500 g of rubber-polyethylene raw material, with the share of 50 wt. of car tire rubbish, was heated in a heat-resistant steel reactor from ambient temperature to a final temperature of 500 ° C with a reheating rate of 5 ° C / min. At the end temperature of the process, the raw material was additionally heated for 30 minutes. The volatile fraction formed in the process was cooled in a water cooler and collected in tanks cooled with ice or a mixture of ice and acetone. As a result of the process, 332.5 g of liquid were collected and, after cooling down the reactor, 121 g of solid residue from the cracking process. The gas fraction was the remaining product. The solid residue is granular and can be easily removed from the reactor. It is characterized by the heat of combustion at the level of 26 MJ / kg, ash content 11.0% by mass. and a sulfur content of 0.32 wt.%. The liquid hydrocarbon fraction obtained in the cracking process is characterized by a heat of combustion at the level of 43.7 MJ / kg, a pour point of 25 ° C and a bromine number of 64.7 g Br2 / 100 g.
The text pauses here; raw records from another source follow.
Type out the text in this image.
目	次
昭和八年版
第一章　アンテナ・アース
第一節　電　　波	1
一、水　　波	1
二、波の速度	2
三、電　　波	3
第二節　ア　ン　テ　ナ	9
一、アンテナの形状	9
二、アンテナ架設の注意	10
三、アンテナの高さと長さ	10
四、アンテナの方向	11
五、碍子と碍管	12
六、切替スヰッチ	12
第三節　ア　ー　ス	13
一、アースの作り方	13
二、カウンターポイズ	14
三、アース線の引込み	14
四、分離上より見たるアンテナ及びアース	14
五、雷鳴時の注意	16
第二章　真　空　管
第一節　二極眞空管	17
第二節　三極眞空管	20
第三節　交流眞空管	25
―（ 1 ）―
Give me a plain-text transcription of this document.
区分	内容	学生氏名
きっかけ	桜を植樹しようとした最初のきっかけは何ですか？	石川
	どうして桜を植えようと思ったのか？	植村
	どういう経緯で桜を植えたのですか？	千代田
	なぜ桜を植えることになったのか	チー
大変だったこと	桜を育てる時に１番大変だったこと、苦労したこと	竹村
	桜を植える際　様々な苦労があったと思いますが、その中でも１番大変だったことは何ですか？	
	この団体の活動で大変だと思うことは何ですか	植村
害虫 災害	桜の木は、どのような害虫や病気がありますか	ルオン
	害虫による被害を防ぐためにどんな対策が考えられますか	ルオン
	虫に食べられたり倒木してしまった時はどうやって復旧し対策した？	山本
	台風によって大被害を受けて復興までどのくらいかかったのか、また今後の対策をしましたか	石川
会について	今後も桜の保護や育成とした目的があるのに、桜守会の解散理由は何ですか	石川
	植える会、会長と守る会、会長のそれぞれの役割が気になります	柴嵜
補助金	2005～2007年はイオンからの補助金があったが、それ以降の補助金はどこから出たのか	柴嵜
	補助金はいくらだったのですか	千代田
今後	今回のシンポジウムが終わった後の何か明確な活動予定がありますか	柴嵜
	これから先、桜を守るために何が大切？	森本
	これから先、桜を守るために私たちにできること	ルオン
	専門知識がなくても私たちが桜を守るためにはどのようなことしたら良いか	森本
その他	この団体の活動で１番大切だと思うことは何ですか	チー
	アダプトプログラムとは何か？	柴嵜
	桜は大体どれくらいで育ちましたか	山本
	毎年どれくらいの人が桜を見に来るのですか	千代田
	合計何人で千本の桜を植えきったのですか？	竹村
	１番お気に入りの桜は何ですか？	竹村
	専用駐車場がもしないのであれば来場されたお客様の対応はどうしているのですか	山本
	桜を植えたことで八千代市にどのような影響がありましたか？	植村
The performed normal distillation process shows the proportion of heavy gasoline (distillation fraction) up to 210 ° C) in the amount of approx. 35%, fuel oil fraction in the amount of 61.5%. The semi-liquid distillation residue accounted for 3.5 wt.%.

Claims (4)

A method for the utilization of polymer waste into hydrocarbon fractions, characterized in that from 10 to 50% by weight of waste rubber or tires are introduced into the main raw material in the form of waste polyolefins. 2. The method according to p. The process of claim 1, characterized in that 20% by weight of waste rubber is introduced. 3. The method according to p. The process of claim 1, wherein tire pulp is used as waste rubber. 4. The method according to p. The method of claim 1, characterized in that previously the rubber and polyolefin waste are crushed to obtain granules with a grain size of 2 to 30 mm.